Una buena norma
tanto para los químicos como para los profesores de educación física es no
confundir la gimnasia con la magnesia, confusión que podría tener hilarantes
consecuencias. Quizá, de manera similar, podríamos decir que, para
los obispos y otros clérigos, sería especialmente aconsejable no confundir las
metáforas con la realidad.
Digo esto porque la moda ecológica que sacude la Iglesia
desde hace unos años ha llegado ya a unas cotas everésticas, hasta el
punto de que las antiguas metáforas poéticas, como el “hermano
sol” y la “hermana luna” de San
Francisco, que bellamente hacían referencia al carácter creado de esos astros,
han dado paso a verdaderos absurdos pseudoteológicos, que
apenas pueden diferenciarse ya de burdos panteísmos, misticismos, paganismos y
simples metepatismos. Veamos algunos ejemplos.

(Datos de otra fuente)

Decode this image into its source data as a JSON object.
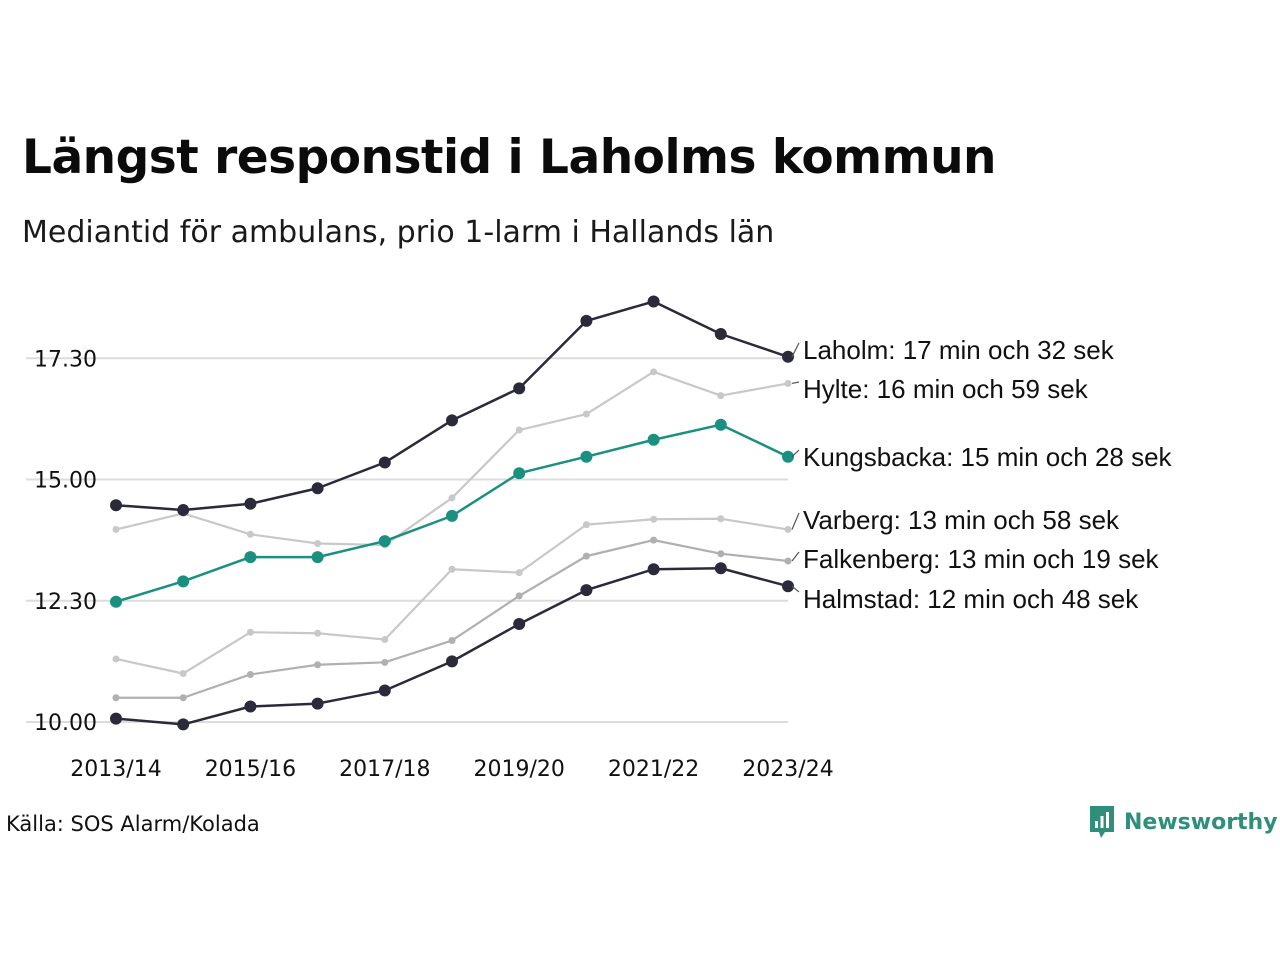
{
  "header": {
    "title": "Längst responstid i Laholms kommun",
    "subtitle": "Mediantid för ambulans, prio 1-larm i Hallands län"
  },
  "footer": {
    "source": "Källa: SOS Alarm/Kolada",
    "brand": "Newsworthy"
  },
  "colors": {
    "dark": "#2b2a3a",
    "accent": "#1a9080",
    "light": "#c8c8c8",
    "mid": "#b0b0b0",
    "grid": "#dcdcdc",
    "brand": "#2f8f7b"
  },
  "chart_data": {
    "type": "line",
    "x": [
      "2013/14",
      "2014/15",
      "2015/16",
      "2016/17",
      "2017/18",
      "2018/19",
      "2019/20",
      "2020/21",
      "2021/22",
      "2022/23",
      "2023/24"
    ],
    "x_tick_labels": [
      "2013/14",
      "2015/16",
      "2017/18",
      "2019/20",
      "2021/22",
      "2023/24"
    ],
    "y_ticks": [
      10.0,
      12.5,
      15.0,
      17.5
    ],
    "y_tick_labels": [
      "10.00",
      "12.30",
      "15.00",
      "17.30"
    ],
    "y_unit": "minutes",
    "ylim": [
      9.9,
      18.9
    ],
    "grid": "horizontal",
    "series": [
      {
        "name": "Halmstad",
        "label": "Halmstad: 12 min och 48 sek",
        "style": "dark",
        "values": [
          10.07,
          9.95,
          10.32,
          10.38,
          10.65,
          11.25,
          12.02,
          12.72,
          13.15,
          13.17,
          12.8
        ]
      },
      {
        "name": "Falkenberg",
        "label": "Falkenberg: 13 min och 19 sek",
        "style": "mid",
        "values": [
          10.5,
          10.5,
          10.98,
          11.18,
          11.23,
          11.68,
          12.6,
          13.42,
          13.75,
          13.47,
          13.32
        ]
      },
      {
        "name": "Varberg",
        "label": "Varberg: 13 min och 58 sek",
        "style": "light",
        "values": [
          11.3,
          11.0,
          11.85,
          11.83,
          11.7,
          13.15,
          13.08,
          14.07,
          14.18,
          14.19,
          13.97
        ]
      },
      {
        "name": "Hylte",
        "label": "Hylte: 16 min och 59 sek",
        "style": "light",
        "values": [
          13.97,
          14.3,
          13.87,
          13.68,
          13.65,
          14.62,
          16.02,
          16.35,
          17.22,
          16.73,
          16.98
        ]
      },
      {
        "name": "Kungsbacka",
        "label": "Kungsbacka: 15 min och 28 sek",
        "style": "accent",
        "values": [
          12.48,
          12.9,
          13.4,
          13.4,
          13.73,
          14.25,
          15.13,
          15.47,
          15.82,
          16.13,
          15.47
        ]
      },
      {
        "name": "Laholm",
        "label": "Laholm: 17 min och 32 sek",
        "style": "dark",
        "values": [
          14.47,
          14.37,
          14.5,
          14.82,
          15.35,
          16.22,
          16.88,
          18.27,
          18.67,
          18.0,
          17.53
        ]
      }
    ]
  }
}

El Presidente de la Conferencia
Episcopal de los Estados Unidos, el cardenal DiNardo, junto con otros obispos, publicó
anteayer un comunicado en el que decía: “Mientras nuestra Iglesia comienza una ‘Estación de
Creación’ que culminará el 4 de octubre, la fiesta de San Francisco de Asís, consideremos
todos las obras de misericordia espirituales y corporales para con nuestra casa
común y los que viven en ella”.
Al margen de esa extraña “estación de creación”, que supongo que se añadirá
a las cuatro estaciones clásicas del año, algo pasadas de moda ya, resulta muy
llamativa la exhortación a las obras de misericordia para con la tierra. ¿Cómo funcionan esas obras de misericordia “para con nuestra casa común”
que, en dos mil años de historia de la Iglesia, nadie ha conocido? ¿Debemos enterrar
al planeta cuando muera, vestirlo cuando esté desnudo, hospedarlo cuando
peregrine por ahí, darle de comer y de beber, visitarlo cuando esté prisionero
o enfermo? Iré buscándome una pala muy grande.
Además, curiosamente, su
Eminencia recalca que se trata de obras corporales y espirituales. Estas
últimas todavía son más curiosas. Con toda seriedad y sin que le tiemble el
solideo, el cardenal nos anima a enseñar a un planeta que no sabe, rezar por él
cuando esté muerto, corregirle si se equivoca, consolarlo, darle buenos
consejos, perdonar sus injurias y sufrir con paciencia sus defectos.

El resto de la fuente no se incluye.